The recording given here of Ives’s The Unanswered Question replaces the familiar solo trumpet with a cor anglais and, more significantly for the AFMM context, uses a Pythaogeran tuning. This combination further estranges the soloist from the strings and flutes to great effect and gives Ives’s piece a still more radical edge.

 

In four works by later masters we see a range of experiments with microtonality, together representing a dismantling of musical conventions and the seeking of new foundations. Partch’s Ulysses Departs from the Edge of the World is given in its original, but never performed, instrumentation for trumpet, string bass and three boobams. Lou Harrison also features in a first performance of his Simfony in Free Style (1955), a piece reconstructed from its descriptive score. The Varèse has been extrapolated even more speculatively, by AFMM director Johnny Reinhard, from a single-page sketch in graphic notation. The result exuberantly hurls its eight instrumentalists around their instruments. Cage’s In the name of the Holocaust, one of his earliest prepared piano pieces for Merce Cunningham’s dance company, is much more haunting than many of the Sonatas and Interludes, and any opportunity to hear more of Cage’s prepared piano writing is welcome. Joshua Pierce’s preparations draw out some extremely beautiful resonances from his instrument.

 

The one recent work is that by David Beardsley. Sonic Bloom (1998) is a halo of soft attacks and microtonal chords. It is inspired by La Monte Young, but its form relies less on drones, more on a continually changing palette of harmonies swaying like slow, decaying windchimes.


Overall, the musical results on this CD are varied, and it is hard to imagine many listeners who would find equal interest or pleasure in everything here. On the other hand, there are enough items of historical and musical value that make it a tempting purchase for anyone interested in the fringe developments of 20th-century music.

The CDs released by the American Festival of Microtonal Music are produced on a shoestring – liner notes are only available online, and by clicking on the individual cover images at http://www.afmm.org/. The recording quality is not perfect; these are live recordings, and occasional street noises may be heard.

But both solutions are acceptable, particularly when the results are of such interest.

 

Tim Rutherford-Johnson

 

American Festival of Microtonal Music: Gems
Pitch P-200213

 

GEMS is a fine compilation of 'four rare works that simply are so iconoclastic, so original, and so peculiar in the works of the composers, that they fit best together'.

 

Lou Harrison's Canticle No 3 (1941) assembles a delectable collection of rarely heard (and never all together) instruments - all listed on the on-line programme note (click on Read More) - and brought together with a delicacy which eschews sheer volume.

 

Harry Partch's U S Highball introduces Johnny Reinhard (leading light of the Microtonal Music movement) as singing/narrator, with support including kithara, a Partch-designed instrument with 72 strings, and chromelodeon; in these CDs you can be guaranteed some new sounds.

 

Mordecai Sandberg (one-time medical doctor, and peripatetic composer, finally to Toronto) has set the entire Book of Psalms. Psalm 51/2 is a plea for spiritual awakening for soprano and large chamber orchestra. It has singer Dorien Verheijden rather overwhelmed by the microtonal band - so you'd better get out your copy to follow the Biblical text...

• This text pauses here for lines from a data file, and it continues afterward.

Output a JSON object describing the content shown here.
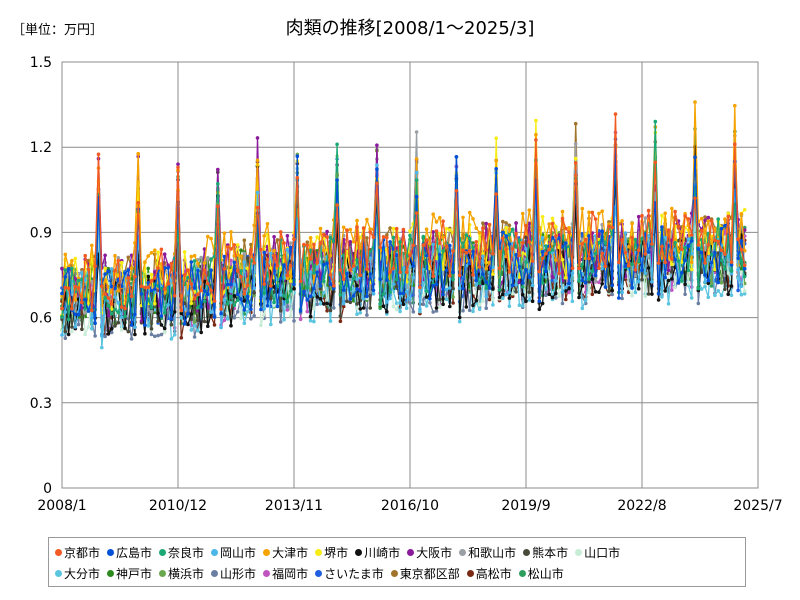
{
  "unit_label": "［単位：万円］",
  "chart_data": {
    "type": "line",
    "title": "肉類の推移[2008/1～2025/3]",
    "x_tick_labels": [
      "2008/1",
      "2010/12",
      "2013/11",
      "2016/10",
      "2019/9",
      "2022/8",
      "2025/7"
    ],
    "y_tick_labels": [
      "0",
      "0.3",
      "0.6",
      "0.9",
      "1.2",
      "1.5"
    ],
    "ylim": [
      0,
      1.5
    ],
    "x_start": "2008/1",
    "x_end": "2025/7",
    "data_end": "2025/3",
    "grid": true,
    "legend_position": "bottom",
    "approximate_series_ranges": {
      "2008–2012": [
        0.5,
        0.9
      ],
      "2013–2018": [
        0.6,
        1.0
      ],
      "2019–2025": [
        0.65,
        1.05
      ],
      "december_peaks": [
        1.0,
        1.38
      ]
    },
    "series": [
      {
        "name": "京都市",
        "color": "#f15a22",
        "base": 0.78
      },
      {
        "name": "広島市",
        "color": "#0050d8",
        "base": 0.72
      },
      {
        "name": "奈良市",
        "color": "#1aa874",
        "base": 0.74
      },
      {
        "name": "岡山市",
        "color": "#4bb7e8",
        "base": 0.71
      },
      {
        "name": "大津市",
        "color": "#f5a300",
        "base": 0.8
      },
      {
        "name": "堺市",
        "color": "#f7ec13",
        "base": 0.77
      },
      {
        "name": "川崎市",
        "color": "#111111",
        "base": 0.68
      },
      {
        "name": "大阪市",
        "color": "#8a1a9b",
        "base": 0.76
      },
      {
        "name": "和歌山市",
        "color": "#9aa0a6",
        "base": 0.75
      },
      {
        "name": "熊本市",
        "color": "#4a4a3a",
        "base": 0.7
      },
      {
        "name": "山口市",
        "color": "#c9ecd6",
        "base": 0.69
      },
      {
        "name": "大分市",
        "color": "#5bc4df",
        "base": 0.66
      },
      {
        "name": "神戸市",
        "color": "#2e8b1e",
        "base": 0.73
      },
      {
        "name": "横浜市",
        "color": "#6aa84f",
        "base": 0.72
      },
      {
        "name": "山形市",
        "color": "#6b7fa3",
        "base": 0.67
      },
      {
        "name": "福岡市",
        "color": "#c054c0",
        "base": 0.7
      },
      {
        "name": "さいたま市",
        "color": "#1f5fe0",
        "base": 0.72
      },
      {
        "name": "東京都区部",
        "color": "#a0742a",
        "base": 0.76
      },
      {
        "name": "高松市",
        "color": "#7a2a14",
        "base": 0.69
      },
      {
        "name": "松山市",
        "color": "#2e9e5e",
        "base": 0.71
      }
    ]
  }
}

Reinhard conducts his own piece for 2 sopranos (dangerous !) and ensemble including "regularly polymicrotonal" harpsichord also needs a text if it is meant to be intelligible; but there's plenty else to keep you engaged.

 

Another from the series welcomed above; a future American Festival of Microtonal Music is to be hoped for, and it would be good to have sponsors to bring Reinhard's core team of enthusiasts across the Ocean to UK & Europe where they'd have a lot to offer.